Julia had been a slim, dark girl when she crushed my heart beneath the sole of her boot, and so pretty she’d been hard not to stare at. Glossy black hair, sly eyes, thin wrists, breasts like ripe tangerines, a feline curve to her lips that drew out startlingly indecent thoughts. She had been a walking explanation for the burqa; to see her in the flesh was to want to do all manner of things to her, slowly, over and again. And she had a surprising accessibility that made it all seem deliciously possible. It was that voice, sexy and impassive and sweet, like Honey West’s. She was easy to talk to, easy to flirt with, easy to kiss, easy to kid yourself that maybe you understood what was going on inside her pretty skull. But even so, you never lost the sense that she was forever holding something back. It was as if she carried in her heart a truth that could make everything perfect if only she would share it, though you sensed she never would.

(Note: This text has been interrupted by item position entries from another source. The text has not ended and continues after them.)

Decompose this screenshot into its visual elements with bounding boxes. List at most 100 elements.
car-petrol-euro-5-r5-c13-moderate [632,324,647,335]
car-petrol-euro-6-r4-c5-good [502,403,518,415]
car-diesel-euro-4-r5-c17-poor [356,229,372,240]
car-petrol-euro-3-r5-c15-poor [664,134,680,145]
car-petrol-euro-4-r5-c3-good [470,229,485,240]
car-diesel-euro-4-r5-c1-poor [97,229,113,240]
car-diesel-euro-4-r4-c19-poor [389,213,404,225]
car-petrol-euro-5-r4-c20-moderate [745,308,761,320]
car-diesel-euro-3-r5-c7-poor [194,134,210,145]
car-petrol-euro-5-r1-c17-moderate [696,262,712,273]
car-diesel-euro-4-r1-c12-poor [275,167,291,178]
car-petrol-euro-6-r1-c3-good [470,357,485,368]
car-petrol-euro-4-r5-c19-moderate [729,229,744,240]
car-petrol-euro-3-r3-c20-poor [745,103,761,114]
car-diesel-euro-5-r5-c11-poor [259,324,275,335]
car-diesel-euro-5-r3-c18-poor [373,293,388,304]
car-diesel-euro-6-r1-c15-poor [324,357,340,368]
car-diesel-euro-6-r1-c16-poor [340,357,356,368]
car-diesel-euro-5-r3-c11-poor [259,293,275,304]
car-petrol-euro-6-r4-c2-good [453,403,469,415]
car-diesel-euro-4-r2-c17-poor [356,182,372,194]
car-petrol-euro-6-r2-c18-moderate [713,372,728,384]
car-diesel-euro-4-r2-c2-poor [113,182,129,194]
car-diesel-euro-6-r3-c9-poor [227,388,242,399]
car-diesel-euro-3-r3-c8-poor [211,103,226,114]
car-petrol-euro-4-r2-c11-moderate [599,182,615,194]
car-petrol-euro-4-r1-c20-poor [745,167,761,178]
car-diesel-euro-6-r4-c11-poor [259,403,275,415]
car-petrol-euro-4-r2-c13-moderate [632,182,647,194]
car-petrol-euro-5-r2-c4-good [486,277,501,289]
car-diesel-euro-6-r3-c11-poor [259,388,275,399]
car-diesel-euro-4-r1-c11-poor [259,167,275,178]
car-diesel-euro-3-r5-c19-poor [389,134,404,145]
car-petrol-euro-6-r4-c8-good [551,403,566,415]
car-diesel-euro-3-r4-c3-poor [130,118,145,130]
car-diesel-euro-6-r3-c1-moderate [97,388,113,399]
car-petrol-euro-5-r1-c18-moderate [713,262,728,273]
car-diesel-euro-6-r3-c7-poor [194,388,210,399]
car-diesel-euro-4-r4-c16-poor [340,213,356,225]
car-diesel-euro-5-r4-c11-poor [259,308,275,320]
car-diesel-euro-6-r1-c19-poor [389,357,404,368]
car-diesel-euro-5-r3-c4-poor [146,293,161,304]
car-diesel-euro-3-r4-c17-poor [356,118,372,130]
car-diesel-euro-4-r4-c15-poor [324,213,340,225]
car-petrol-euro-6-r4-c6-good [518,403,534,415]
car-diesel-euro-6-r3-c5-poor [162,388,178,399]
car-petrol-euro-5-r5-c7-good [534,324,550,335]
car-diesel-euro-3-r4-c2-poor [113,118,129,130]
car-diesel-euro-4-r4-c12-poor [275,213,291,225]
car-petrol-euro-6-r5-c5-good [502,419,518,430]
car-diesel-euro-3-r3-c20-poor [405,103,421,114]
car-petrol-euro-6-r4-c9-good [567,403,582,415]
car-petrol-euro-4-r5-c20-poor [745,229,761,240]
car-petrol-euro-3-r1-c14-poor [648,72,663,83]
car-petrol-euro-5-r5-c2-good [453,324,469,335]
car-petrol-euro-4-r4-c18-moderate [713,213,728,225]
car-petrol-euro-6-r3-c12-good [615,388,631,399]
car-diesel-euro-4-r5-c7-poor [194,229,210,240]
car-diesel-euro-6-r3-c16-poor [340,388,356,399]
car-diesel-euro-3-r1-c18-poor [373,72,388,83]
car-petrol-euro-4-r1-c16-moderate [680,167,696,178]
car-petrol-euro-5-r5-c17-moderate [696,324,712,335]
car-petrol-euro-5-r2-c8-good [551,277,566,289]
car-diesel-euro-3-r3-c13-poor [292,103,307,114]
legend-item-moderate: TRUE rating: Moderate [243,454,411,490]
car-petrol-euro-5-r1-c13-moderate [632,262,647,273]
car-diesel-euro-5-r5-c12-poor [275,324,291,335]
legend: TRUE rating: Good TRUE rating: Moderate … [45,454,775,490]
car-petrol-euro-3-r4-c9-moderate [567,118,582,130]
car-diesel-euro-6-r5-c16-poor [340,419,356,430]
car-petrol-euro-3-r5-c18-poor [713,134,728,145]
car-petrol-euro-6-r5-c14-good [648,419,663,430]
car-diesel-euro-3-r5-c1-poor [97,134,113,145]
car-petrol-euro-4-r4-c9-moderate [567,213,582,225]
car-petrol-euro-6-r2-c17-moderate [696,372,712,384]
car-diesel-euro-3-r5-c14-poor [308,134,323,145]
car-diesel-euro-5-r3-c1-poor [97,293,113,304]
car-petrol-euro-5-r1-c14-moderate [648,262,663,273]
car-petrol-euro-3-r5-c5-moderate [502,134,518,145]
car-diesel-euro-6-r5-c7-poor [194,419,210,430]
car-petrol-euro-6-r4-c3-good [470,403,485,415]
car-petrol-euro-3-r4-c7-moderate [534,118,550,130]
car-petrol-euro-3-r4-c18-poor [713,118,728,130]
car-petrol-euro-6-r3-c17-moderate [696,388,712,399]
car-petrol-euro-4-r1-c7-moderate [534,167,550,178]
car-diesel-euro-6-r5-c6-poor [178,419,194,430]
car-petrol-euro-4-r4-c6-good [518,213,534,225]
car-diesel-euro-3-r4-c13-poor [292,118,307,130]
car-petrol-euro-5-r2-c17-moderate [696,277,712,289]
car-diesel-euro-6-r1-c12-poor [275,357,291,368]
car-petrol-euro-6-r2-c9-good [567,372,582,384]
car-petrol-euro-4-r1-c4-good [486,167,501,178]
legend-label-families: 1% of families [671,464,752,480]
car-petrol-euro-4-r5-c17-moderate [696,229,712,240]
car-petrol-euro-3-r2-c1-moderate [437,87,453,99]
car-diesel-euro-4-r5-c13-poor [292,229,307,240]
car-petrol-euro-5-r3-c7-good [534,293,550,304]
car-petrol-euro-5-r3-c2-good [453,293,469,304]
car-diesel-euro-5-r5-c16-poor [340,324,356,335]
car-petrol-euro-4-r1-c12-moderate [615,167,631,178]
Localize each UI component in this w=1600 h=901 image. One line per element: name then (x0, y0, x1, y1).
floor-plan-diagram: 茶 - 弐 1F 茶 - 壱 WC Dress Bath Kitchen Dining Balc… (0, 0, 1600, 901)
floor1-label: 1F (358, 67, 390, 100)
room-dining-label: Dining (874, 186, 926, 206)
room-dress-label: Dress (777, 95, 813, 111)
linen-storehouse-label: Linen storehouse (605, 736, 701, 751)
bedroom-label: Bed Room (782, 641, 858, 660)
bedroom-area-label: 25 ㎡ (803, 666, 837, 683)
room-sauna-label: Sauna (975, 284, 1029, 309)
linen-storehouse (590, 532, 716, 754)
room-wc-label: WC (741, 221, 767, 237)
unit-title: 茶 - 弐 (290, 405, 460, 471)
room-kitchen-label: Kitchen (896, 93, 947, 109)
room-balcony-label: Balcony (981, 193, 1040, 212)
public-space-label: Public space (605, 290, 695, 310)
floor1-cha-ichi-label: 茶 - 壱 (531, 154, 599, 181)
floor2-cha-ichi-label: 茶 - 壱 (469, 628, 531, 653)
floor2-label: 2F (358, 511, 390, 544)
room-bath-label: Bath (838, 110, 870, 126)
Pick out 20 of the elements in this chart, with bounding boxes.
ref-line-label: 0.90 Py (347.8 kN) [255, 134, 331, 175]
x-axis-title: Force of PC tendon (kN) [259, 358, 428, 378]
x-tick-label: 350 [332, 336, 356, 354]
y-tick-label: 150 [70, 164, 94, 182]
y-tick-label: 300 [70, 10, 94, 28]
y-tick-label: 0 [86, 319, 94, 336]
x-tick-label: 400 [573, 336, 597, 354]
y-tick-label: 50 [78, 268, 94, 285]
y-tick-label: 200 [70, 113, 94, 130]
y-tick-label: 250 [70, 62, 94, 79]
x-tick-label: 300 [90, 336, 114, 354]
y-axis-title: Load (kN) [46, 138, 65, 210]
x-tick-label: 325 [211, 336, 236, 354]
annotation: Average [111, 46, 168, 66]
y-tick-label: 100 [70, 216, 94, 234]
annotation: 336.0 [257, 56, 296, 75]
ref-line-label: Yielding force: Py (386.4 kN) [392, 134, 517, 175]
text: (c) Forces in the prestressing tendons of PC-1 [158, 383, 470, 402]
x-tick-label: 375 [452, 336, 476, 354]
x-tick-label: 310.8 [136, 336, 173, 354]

At the Starbucks now, elbows atop the bare wooden table, she remained stunningly beautiful, but noticeably older and more prosperously dressed. No more black jeans and loose white oxford shirts, not for her. She had pinned an Hermès scarf around her long, lovely neck, she wore a Burberry skirt, she sported a fragrance, like a Frenchwoman or a grandmother. Still, when she smiled, my heart seized. Did I mention her smile? It was a rare enough sight, true, but so dazzling it hurt. Even the lines around her eyes when she smiled caused me pain. It was as if she had spent all the years after me laughing.